Baru pada pukul sembilan dia tertidur, dan Catherine pergi ke kamar Marco untuk menunggu CEO muda itu.
Dia memanaskan kembali makan malam yang menjadi dingin dan menyiapkannya untuk Marco.
Catherine terus melihat ponselnya untuk mengecek waktu, dan pintu depan penthouse akhirnya dibuka sekitar pukul dua dini hari.
Catherine bangkit dari tempat duduknya untuk menyapa Marco, "Marco, apakah kamu ingin aku menghangatkan makan malam—"
Catherine langsung menghentikan langkahnya karena melihat Marco pulang dalam keadaan mabuk dengan seorang wanita dalam pelukannya.
Wanita yang menopangnya bukan hanya bukan siapa-siapa. Dia adalah bintang baru terpanas yang dibintangi film box office terbaru, Elise Rodriguez.
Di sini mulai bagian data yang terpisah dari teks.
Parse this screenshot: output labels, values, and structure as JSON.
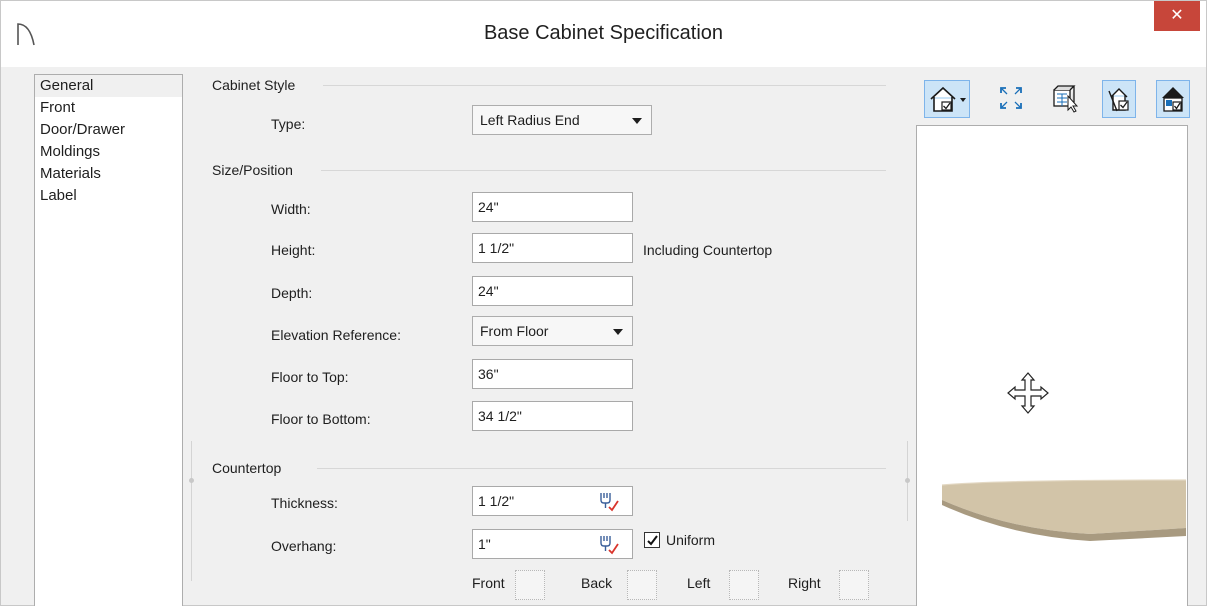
{
  "window": {
    "title": "Base Cabinet Specification",
    "close_glyph": "✕"
  },
  "nav": {
    "items": [
      {
        "label": "General",
        "selected": true
      },
      {
        "label": "Front"
      },
      {
        "label": "Door/Drawer"
      },
      {
        "label": "Moldings"
      },
      {
        "label": "Materials"
      },
      {
        "label": "Label"
      }
    ]
  },
  "cabinet_style": {
    "header": "Cabinet Style",
    "type_label": "Type:",
    "type_value": "Left Radius End"
  },
  "size_position": {
    "header": "Size/Position",
    "width_label": "Width:",
    "width_value": "24\"",
    "height_label": "Height:",
    "height_value": "1 1/2\"",
    "height_note": "Including Countertop",
    "depth_label": "Depth:",
    "depth_value": "24\"",
    "elevation_label": "Elevation Reference:",
    "elevation_value": "From Floor",
    "floor_top_label": "Floor to Top:",
    "floor_top_value": "36\"",
    "floor_bottom_label": "Floor to Bottom:",
    "floor_bottom_value": "34 1/2\""
  },
  "countertop": {
    "header": "Countertop",
    "thickness_label": "Thickness:",
    "thickness_value": "1 1/2\"",
    "overhang_label": "Overhang:",
    "overhang_value": "1\"",
    "uniform_label": "Uniform",
    "uniform_checked": true,
    "front_label": "Front",
    "back_label": "Back",
    "left_label": "Left",
    "right_label": "Right"
  },
  "preview": {
    "toolbar_icons": [
      "camera-view-dropdown-icon",
      "fill-window-icon",
      "select-objects-icon",
      "show-dimensions-icon",
      "show-materials-icon"
    ]
  },
  "colors": {
    "close": "#c7463a",
    "countertop": "#cdbfa3",
    "pressed": "#cce4f7"
  }
}
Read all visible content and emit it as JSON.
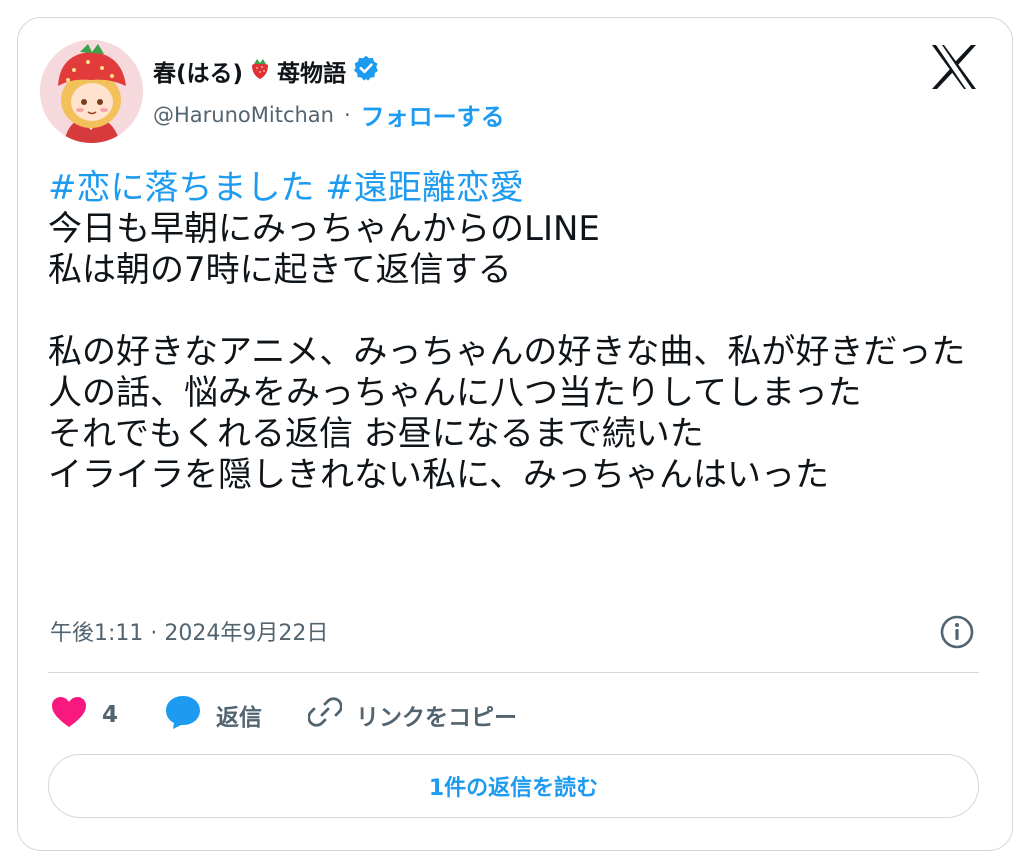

"Ah, apakah kamu pelayan baru?" tanya Elise.
…
Catherine tidak mengatakan apa-apa. Dia masih memproses apa yang telah terjadi. Karena peristiwa ini sangat persis dengan apa yang dulu terjadi di rumah.
Melihat seorang pria mabuk yang mirip dengan Marcell sedang ditopang oleh seorang wanita cantik. Itu membuka ingatan yang telah dia coba kubur begitu lama.
Karena saat Marcell mulai selingkuh, usianya baru sekitar 28 tahun, dan Catherine sedang hamil tujuh bulan saat itu.
Dia sangat terpukul karena mengira dia akan mengalami evolusi karena goncangan.
'Kenapa hidupku selalu berputar di sekitar bajingan itu….'
"Hei, HEI!"
"Ah-""
Catherine tersentak dari linglung ketika dia melihat wajah kesal Elise.
"Datang dan bantu aku! Dia sangat berat, sial!"
"Y—Ya!"
Catherine membantu Elise dengan mengambil lengan Marco yang lain. Mereka membawanya ke kamar tidurnya, yang dibersihkan Catherine pada sore hari. Catherine dengan lembut meletakkan Marco di tempat tidur. Marco sudah mabuk, jadi dia tidak merasakan apa-apa dan hanya bergumam tentang hal-hal yang tidak jelas.
"Aku akan menyiapkan handuk untuknya—"
"Ah, tidak perlu. Aku yang akan membantunya melewati malam," kata Elise. Dia membuka kancing bajunya di depan Catherine dan melepas bajunya, memperlihatkan tubuh langsingnya yang cantik dan br*a merah muda yang lucu menutupi dadanya yang berbentuk bagus.